Trial underway in Oklahoma’s lawsuit against opioid makers

The case could shape negotiations to resolve the roughly 1,500 other opioid lawsuits.

By Sean Murphy / Associated Press

NORMAN, Okla. — The nation’s first state trial against drugmakers blamed for contributing to the opioid crisis started Tuesday in Oklahoma in a case that could shape negotiations to resolve the roughly 1,500 other opioid lawsuits consolidated before a federal judge.

Oklahoma Attorney General Mike Hunter started opening statements by saying powerful painkillers have led to the “worst manmade public health crisis” in U.S. history. The state alleges drugmakers extensively marketed highly addictive opioids for years in a way that overstated their effectiveness and underplayed the risk of addiction.

“This crisis is devastating Oklahoma,” Hunter said, adding that opioid overdoses killed 4,653 people in the state from 2007 to 2017.

Drugmakers deny Oklahoma’s claims. The companies maintain that they are part of a lawful and heavily regulated industry that is subject to strict federal oversight, and that doctors are the ones who prescribe the drugs. Much of the opioid crisis, they argue, is the result of illegal activity, such as drugs being stolen or obtained fraudulently.

Lawyers for consumer products giant Johnson & Johnson and several subsidiaries, also delivered opening statements Tuesday.

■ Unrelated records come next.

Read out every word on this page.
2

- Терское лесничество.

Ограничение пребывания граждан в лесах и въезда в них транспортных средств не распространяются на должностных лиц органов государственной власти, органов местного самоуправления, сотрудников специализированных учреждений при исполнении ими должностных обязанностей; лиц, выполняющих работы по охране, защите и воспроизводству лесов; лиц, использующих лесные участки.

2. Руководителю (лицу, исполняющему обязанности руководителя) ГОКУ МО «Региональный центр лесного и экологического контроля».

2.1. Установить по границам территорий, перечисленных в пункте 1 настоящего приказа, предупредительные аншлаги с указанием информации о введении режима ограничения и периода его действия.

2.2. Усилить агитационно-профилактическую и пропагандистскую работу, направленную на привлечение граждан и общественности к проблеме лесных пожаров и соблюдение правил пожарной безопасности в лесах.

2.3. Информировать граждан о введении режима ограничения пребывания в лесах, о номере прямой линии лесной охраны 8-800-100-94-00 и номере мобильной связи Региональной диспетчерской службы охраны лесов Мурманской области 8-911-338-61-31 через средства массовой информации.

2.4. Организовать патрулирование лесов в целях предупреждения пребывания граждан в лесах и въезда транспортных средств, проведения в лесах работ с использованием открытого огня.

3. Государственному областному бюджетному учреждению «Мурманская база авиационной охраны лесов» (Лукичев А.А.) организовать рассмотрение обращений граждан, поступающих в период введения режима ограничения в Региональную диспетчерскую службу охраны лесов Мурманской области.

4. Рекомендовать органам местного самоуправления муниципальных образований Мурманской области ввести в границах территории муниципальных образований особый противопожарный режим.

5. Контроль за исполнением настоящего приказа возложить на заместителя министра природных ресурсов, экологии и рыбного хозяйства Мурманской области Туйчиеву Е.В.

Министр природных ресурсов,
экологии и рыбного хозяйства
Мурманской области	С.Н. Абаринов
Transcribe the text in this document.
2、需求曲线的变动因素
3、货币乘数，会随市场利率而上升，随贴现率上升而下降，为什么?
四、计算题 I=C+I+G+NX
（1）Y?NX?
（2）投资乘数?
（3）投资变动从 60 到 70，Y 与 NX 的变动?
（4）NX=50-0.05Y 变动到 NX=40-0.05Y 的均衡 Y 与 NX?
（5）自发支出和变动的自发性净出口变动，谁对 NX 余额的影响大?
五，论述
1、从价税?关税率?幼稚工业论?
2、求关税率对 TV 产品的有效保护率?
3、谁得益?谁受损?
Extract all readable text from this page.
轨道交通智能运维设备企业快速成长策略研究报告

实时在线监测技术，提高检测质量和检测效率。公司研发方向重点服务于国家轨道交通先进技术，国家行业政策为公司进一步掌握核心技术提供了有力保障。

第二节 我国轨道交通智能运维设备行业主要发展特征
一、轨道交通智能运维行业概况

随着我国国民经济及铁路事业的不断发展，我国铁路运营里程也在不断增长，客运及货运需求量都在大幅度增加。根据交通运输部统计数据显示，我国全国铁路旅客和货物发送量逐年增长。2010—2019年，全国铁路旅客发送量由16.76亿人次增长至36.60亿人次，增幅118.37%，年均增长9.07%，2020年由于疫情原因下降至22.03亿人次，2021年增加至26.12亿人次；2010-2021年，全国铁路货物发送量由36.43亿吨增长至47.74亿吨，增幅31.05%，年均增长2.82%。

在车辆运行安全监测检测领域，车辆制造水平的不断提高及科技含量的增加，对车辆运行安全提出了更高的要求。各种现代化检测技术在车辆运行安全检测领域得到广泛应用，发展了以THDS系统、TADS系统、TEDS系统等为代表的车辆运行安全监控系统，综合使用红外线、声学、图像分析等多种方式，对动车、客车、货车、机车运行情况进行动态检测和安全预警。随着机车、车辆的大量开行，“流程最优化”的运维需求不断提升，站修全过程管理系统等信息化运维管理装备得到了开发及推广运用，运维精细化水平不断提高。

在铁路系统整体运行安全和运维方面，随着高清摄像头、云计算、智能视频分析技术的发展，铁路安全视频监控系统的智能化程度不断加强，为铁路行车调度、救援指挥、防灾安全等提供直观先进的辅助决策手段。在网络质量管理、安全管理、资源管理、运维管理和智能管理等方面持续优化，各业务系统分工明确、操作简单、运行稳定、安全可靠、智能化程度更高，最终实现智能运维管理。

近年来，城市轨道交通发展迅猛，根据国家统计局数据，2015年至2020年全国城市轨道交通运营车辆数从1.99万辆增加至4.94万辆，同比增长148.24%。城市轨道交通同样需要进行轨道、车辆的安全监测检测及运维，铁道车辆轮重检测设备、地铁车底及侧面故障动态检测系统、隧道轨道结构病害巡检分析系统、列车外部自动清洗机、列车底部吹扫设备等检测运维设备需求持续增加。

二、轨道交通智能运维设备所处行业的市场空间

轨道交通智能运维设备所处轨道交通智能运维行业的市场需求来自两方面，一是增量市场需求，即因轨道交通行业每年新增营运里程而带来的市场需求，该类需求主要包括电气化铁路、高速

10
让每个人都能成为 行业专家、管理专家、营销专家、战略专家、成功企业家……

Janssen Pharmaceutical Cos. attorney Larry Ottaway said the Johnson & Johnson subsidiary represents only a small part of a vast supply and distribution chain for opioid products that is extensively regulated by various federal agencies, including the U.S. Food and Drug Administration. He said the company’s fentanyl patch Duragesic represented only a tiny fraction of the opioid market in Oklahoma and was not widely abused or sold on the street like other drugs.

“It has low rates of addiction and low rates of diversion,” Ottaway said of the Duragesic patches. “When you hear about pill mills, you don’t hear about patches.”

Two other companies, OxyContin-maker Purdue Pharma and Teva Pharmaceuticals , have already settled with Oklahoma.

The trial could bring to light documents and testimony that show what the companies knew, when they knew it and how they responded.

A federal judge in Ohio is overseeing the 1,500 consolidated opioid lawsuits filed by state, local and tribal governments.

Cleveland County District Judge Thad Balkman, not a jury, will decide the case. He is allowing cameras in the courtroom, which is a rarity in Oklahoma.